For a curve with 100 control points evaluated at 1000 positions:

  • Without SIMD: ~100,000 individual operations
  • With SIMD: ~50,000 SIMD operations (each doing 2x work)

This can result in performance improvements of 1.5-2x for the core evaluation loop. While not quite the theoretical 2x speedup (due to setup overhead and remainder handling), it’s still a significant improvement for computationally intensive operations.

Try It Yourself!

In the demo above, try these experiments to see SIMD in action:

  1. Stress Test: Add 20-30 control points and set resolution to maximum (500). The curve still updates smoothly thanks to SIMD optimization.

  2. Weight Manipulation: Select points and adjust their weights. Notice how the curve responds instantly even with many points.

  3. Complex Shapes: Load the circle preset and increase the degree.

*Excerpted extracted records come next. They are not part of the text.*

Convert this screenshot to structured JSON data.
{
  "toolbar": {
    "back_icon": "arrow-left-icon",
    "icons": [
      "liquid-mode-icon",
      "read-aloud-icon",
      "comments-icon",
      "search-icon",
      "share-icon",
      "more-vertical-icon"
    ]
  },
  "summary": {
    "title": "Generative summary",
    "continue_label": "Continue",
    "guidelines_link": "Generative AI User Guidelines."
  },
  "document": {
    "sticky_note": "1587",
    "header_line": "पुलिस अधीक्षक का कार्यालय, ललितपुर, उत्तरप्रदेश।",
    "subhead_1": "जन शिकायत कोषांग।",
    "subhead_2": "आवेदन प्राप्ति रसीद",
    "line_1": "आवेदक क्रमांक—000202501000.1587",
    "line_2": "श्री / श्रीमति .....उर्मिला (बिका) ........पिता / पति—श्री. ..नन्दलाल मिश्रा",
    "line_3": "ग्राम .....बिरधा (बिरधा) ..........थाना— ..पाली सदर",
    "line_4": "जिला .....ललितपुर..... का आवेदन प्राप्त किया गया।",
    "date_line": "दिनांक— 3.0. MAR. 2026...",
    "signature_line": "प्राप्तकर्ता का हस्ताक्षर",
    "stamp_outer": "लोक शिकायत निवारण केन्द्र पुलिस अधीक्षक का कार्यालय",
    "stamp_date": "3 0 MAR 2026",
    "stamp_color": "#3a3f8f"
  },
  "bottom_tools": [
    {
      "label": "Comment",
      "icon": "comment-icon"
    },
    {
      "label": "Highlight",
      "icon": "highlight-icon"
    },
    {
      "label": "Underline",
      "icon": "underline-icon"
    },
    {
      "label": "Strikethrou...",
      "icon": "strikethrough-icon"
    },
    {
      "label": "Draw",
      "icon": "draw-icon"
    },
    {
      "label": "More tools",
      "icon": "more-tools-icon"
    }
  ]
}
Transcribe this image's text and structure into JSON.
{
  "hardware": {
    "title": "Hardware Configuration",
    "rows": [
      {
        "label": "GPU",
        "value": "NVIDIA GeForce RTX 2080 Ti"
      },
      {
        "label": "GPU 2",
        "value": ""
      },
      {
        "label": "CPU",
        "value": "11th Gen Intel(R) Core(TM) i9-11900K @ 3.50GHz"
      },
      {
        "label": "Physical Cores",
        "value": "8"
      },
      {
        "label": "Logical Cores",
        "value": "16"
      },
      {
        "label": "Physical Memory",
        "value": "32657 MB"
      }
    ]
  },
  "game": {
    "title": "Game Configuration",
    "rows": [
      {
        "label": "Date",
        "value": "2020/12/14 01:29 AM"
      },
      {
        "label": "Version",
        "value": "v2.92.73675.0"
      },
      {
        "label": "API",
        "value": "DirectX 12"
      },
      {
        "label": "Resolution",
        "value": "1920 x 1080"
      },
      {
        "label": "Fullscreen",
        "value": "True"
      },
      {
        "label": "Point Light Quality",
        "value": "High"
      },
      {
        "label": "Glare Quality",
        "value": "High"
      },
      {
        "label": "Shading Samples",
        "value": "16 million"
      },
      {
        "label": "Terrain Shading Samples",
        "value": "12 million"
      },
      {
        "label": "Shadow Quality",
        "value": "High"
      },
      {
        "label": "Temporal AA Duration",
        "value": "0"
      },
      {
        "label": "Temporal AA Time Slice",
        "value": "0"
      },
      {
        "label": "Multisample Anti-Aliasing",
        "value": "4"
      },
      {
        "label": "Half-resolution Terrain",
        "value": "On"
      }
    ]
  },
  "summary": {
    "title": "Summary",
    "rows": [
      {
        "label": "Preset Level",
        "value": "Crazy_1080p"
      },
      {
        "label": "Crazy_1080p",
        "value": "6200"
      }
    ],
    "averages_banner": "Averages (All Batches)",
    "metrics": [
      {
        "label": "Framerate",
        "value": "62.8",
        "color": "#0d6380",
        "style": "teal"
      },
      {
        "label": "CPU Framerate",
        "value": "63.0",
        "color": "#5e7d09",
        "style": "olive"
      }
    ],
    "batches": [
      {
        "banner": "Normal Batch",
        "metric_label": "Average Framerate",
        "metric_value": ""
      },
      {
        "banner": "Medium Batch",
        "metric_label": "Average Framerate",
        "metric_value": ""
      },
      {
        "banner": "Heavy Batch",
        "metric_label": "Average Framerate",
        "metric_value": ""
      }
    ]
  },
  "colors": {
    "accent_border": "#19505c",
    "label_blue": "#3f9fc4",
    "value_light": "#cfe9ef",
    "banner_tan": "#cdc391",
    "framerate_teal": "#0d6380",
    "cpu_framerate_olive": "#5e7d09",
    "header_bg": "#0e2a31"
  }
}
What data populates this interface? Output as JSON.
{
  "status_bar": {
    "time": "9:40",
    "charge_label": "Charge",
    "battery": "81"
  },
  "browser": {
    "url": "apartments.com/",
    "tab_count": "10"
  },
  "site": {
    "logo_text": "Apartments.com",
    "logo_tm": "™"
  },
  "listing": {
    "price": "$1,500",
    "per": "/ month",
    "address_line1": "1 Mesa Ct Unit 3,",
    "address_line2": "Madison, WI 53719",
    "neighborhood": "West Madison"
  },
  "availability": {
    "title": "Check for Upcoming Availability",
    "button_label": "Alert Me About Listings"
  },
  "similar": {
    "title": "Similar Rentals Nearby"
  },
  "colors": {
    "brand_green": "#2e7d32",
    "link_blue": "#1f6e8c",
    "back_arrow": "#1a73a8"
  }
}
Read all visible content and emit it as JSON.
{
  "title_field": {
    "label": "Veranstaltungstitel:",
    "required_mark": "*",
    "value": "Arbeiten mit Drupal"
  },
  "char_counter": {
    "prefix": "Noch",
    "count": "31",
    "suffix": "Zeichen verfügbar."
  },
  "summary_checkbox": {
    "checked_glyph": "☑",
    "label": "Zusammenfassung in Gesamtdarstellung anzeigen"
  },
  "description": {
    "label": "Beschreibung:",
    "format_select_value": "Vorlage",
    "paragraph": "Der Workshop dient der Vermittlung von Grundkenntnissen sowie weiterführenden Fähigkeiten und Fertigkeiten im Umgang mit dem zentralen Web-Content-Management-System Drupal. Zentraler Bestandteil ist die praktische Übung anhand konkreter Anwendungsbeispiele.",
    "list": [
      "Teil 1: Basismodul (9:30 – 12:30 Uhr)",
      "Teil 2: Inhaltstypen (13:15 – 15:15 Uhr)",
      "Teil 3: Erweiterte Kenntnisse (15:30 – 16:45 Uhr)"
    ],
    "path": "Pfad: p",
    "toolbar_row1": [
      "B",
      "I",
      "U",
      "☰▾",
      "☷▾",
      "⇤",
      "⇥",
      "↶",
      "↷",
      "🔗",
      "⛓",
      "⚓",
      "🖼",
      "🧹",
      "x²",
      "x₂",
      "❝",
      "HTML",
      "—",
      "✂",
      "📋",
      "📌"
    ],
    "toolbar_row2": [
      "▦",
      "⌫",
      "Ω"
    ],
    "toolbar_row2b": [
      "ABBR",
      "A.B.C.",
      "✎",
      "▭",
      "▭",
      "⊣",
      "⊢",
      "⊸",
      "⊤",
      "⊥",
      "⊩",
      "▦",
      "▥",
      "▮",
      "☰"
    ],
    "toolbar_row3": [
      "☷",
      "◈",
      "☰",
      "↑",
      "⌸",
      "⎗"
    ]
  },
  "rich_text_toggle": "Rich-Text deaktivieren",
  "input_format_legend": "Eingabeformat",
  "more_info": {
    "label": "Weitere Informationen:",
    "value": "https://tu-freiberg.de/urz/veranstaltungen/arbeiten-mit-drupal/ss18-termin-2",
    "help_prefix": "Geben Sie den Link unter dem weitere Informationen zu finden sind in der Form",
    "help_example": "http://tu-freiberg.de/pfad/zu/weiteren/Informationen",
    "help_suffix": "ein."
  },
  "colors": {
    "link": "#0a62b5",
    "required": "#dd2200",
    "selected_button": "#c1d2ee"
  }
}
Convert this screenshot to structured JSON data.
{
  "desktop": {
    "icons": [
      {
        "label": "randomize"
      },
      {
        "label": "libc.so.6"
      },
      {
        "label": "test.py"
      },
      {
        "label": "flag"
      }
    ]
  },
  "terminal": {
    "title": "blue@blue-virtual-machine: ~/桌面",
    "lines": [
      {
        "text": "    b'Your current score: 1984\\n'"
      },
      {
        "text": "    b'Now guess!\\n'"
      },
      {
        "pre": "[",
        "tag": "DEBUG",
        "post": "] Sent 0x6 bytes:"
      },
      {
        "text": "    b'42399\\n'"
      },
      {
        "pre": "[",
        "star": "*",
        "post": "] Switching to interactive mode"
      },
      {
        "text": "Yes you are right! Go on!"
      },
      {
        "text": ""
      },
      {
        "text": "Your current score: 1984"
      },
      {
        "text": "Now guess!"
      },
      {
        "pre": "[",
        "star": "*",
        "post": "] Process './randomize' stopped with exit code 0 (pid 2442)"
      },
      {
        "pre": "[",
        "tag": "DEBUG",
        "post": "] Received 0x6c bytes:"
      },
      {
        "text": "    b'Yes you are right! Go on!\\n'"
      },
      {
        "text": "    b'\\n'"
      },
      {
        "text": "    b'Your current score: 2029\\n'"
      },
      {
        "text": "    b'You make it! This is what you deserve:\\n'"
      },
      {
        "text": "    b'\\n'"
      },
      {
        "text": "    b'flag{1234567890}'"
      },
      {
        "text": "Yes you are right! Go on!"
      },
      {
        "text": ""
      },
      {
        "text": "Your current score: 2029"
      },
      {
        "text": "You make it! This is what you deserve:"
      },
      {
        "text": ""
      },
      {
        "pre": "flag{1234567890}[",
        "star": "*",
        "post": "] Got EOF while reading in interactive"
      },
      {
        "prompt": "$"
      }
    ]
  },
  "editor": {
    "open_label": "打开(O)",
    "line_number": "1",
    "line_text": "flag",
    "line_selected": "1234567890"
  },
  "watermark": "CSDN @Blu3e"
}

The mathematics behind this involves heavy computation, all handled efficiently by our SIMD implementation.

Browser Compatibility

Before you ship to production, note that WASM SIMD is supported in:

  • Chrome/Edge 91+
  • Firefox 90+
  • Safari 16.4+

For older browsers, you’ll want to provide a fallback or use feature detection:

// Feature detection for WASM SIMD
async function loadWasmModule() {
  // Check if SIMD is supported
  const simdSupported = WebAssembly.validate(new Uint8Array([
    0x00, 0x61, 0x73, 0x6d, 0x01, 0x00, 0x00, 0x00,
    0x01, 0x05, 0x01, 0x60, 0x00, 0x01, 0x7b, 0x03,
    0x02, 0x01, 0x00, 0x0a, 0x0a, 0x01, 0x08, 0x00,
    0x41, 0x00, 0xfd, 0x0f, 0xfd, 0x62, 0x0b
  ]));
  
  if (simdSupported) {
    // Load SIMD-optimized version
    return import('./nurbs_wasm_simd');
  } else {
    // Fall back to non-SIMD version
    return import('./nurbs_wasm_scalar');
  }
}

Key Takeaways

  1. SIMD requires explicit usage - Simply enabling SIMD flags isn’t enough; you need to use SIMD intrinsics
  2. Process data in batches - SIMD works best when you can process multiple data points together
  3. Handle remainders - Real-world data isn’t always perfectly divisible by your SIMD vector size
  4. Measure performance - SIMD adds complexity, so make sure the performance gain justifies it

Wrapping Up

WebAssembly SIMD brings powerful parallel processing to the web. In our NURBS implementation, we used explicit SIMD intrinsics to:

  • Process 2 control points simultaneously with f64x2 vectors
  • Parallelize multiplications and additions in the curve evaluation
  • Optimize array conversions for better throughput

The NURBS curve editor demonstrates how WASM SIMD can provide smooth, responsive performance even for complex mathematical operations. While the compiler can sometimes auto-vectorize code, explicit SIMD usage gives you precise control over parallelization.

Remember: start simple, get the basics working, measure performance, then optimize where it matters. Happy coding!